En avril 2010, le courtier A cède son portefeuille à un autre courtier B (convention prévoyant une clause de reprise du passif par le cessionnaire). En décembre 2010, suite à une opération, l’assuré fait l’objet d’un arrêt de travail pour lequel aucune indemnité journalière ne lui a été versée par l’assureur, motif pris qu’il n’avait pas déclaré la réalité de son état de santé. En août 2011, le courtier B a été absorbé par un courtier C dans le cadre d’une transmission universelle de patrimoine. L’assuré ayant contesté auprès de la compagnie avoir signé le questionnaire de santé assigne en 2014 l’assureur qui à son tour assigne le courtier C en raison des prétendus manquements commis par le courtier A.
Alors même que le courtier A existe toujours (contrairement au courtier B dont la personnalité morale a disparu par l’effet de la TUP) c’est donc le courtier C qui devra assumer, si sa responsabilité est retenue par les magistrats, les conséquences financières de la faute commise par le courtier A.
Cet exemple illustre le caractère aggravant en terme de responsabilité pour le courtier cessionnaire de l’effet conjugué d’une cession de portefeuille de contrats et d’une transmission universelle de patrimoine. La croissance externe doit donc être maitrisée par les courtiers qui souhaitent la pratiquer…
Si la cession de droits sociaux peut s’avérer incolore pour l’assureur qui porte le risque RC de la société cédée, l’acquéreur doit garder à l’esprit les incidences de la survivance de la couverture RC professionnelle de la société absorbée.
En effet, si l’acquéreur des parts sociales ou la société absorbante disposaient par ailleurs d’une couverture RC souscrite auprès d’un autre assureur, ils risquent de se retrouver confrontés à un potentiel cumul de couverture sur un même risque dès lors qu’un sinistre surviendrait postérieurement à la cession mais dont la RC incomberait à la société acquise ou absorbée.

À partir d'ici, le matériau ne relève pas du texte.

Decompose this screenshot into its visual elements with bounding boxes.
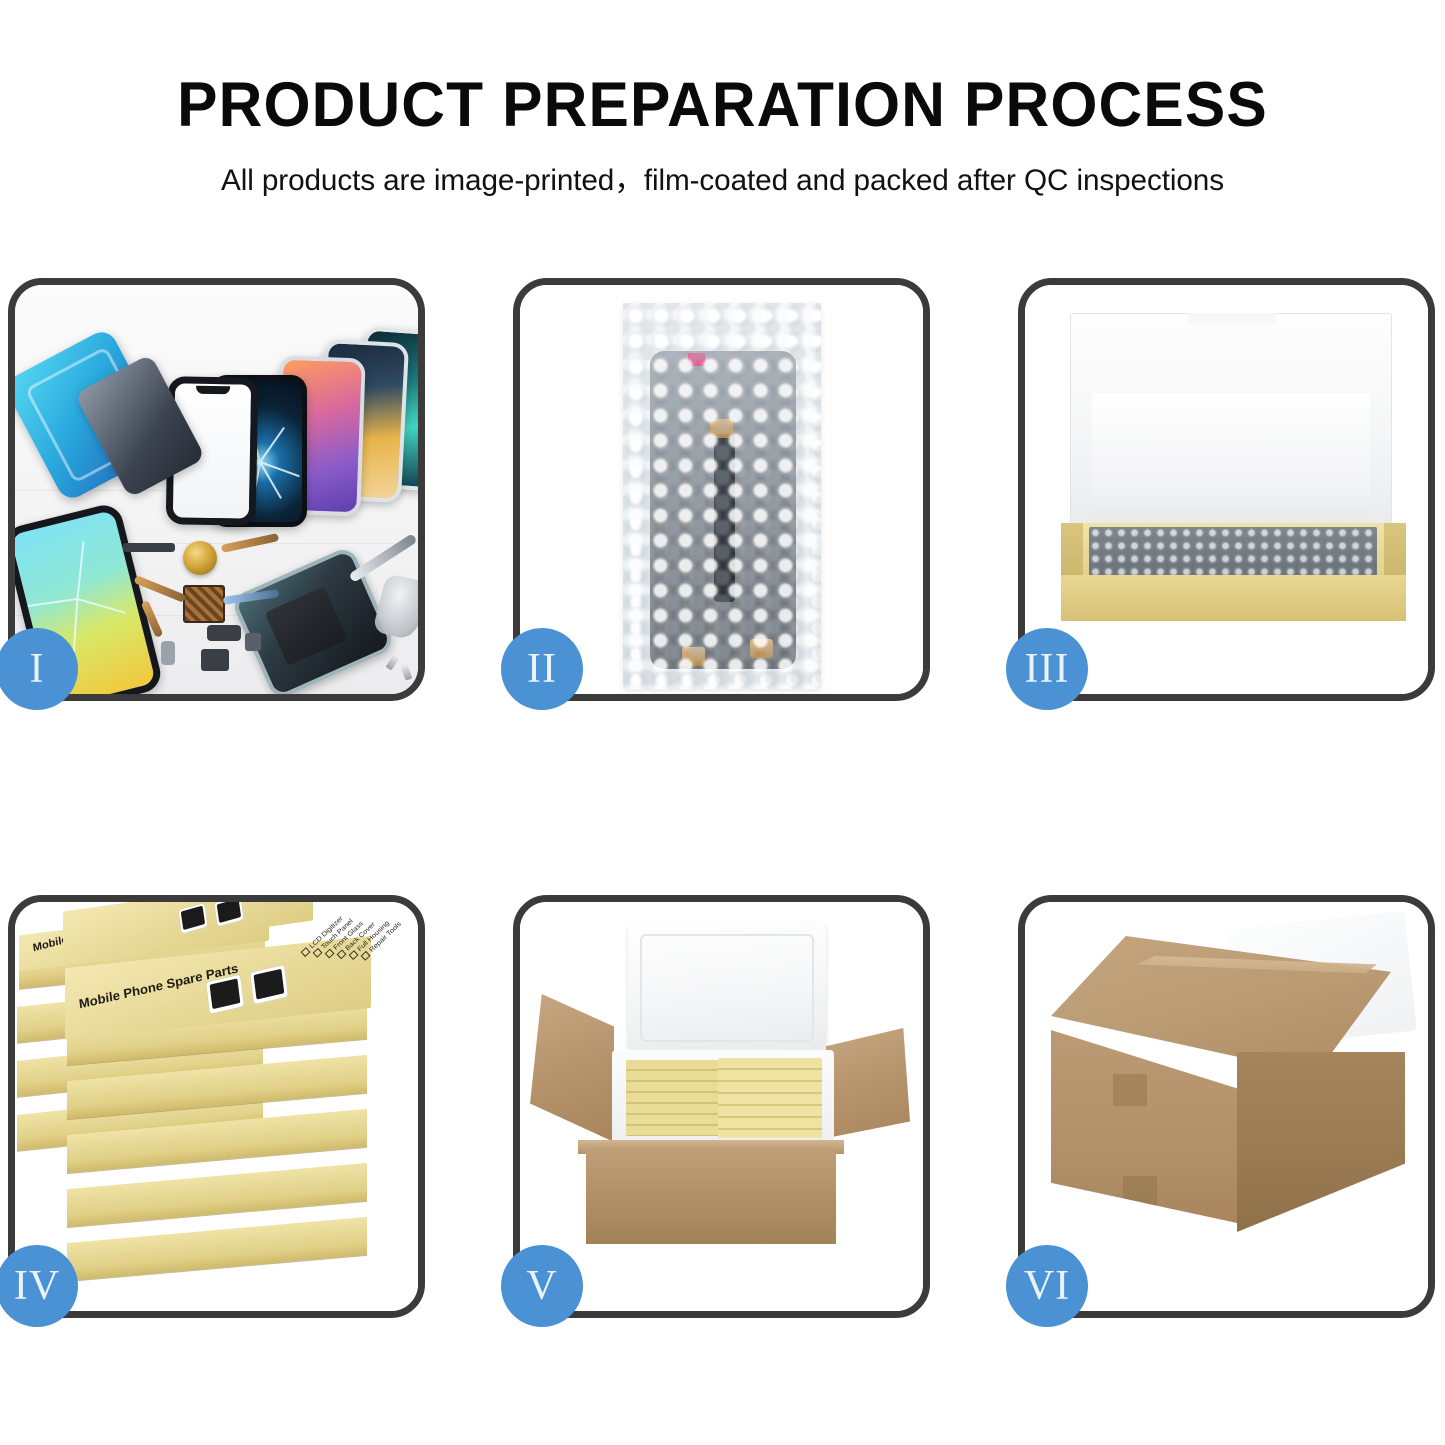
box-lid-open xyxy=(1070,313,1392,535)
bubble-wrap-bag xyxy=(623,303,821,689)
box-screen-thumbnail xyxy=(177,902,208,935)
taptic-engine-part xyxy=(201,649,229,671)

Quelle qu’en soit la motivation (notamment lorsqu’elle s’inscrit dans le cadre d’une croissance externe) et la nature de l’activité d’intermédiation envisagée, une cession, qu’elle porte sur un portefeuille ou sur les droits sociaux d’une structure concurrente, doit être parfaitement appréhendée et formalisée. De ce calibrage va dépendre la pertinence de la couverture RC souscrite sur ce risque et l’anéantissement d’une éventuelle insécurité juridique qui ne se révèlerait qu’à l’occasion d’une mise en cause. L’assureur de RC professionnelle doit donc être tenu informé des dispositions de l’acte de cession pour anticiper une adaptation de la couverture et éviter ainsi des déconvenues.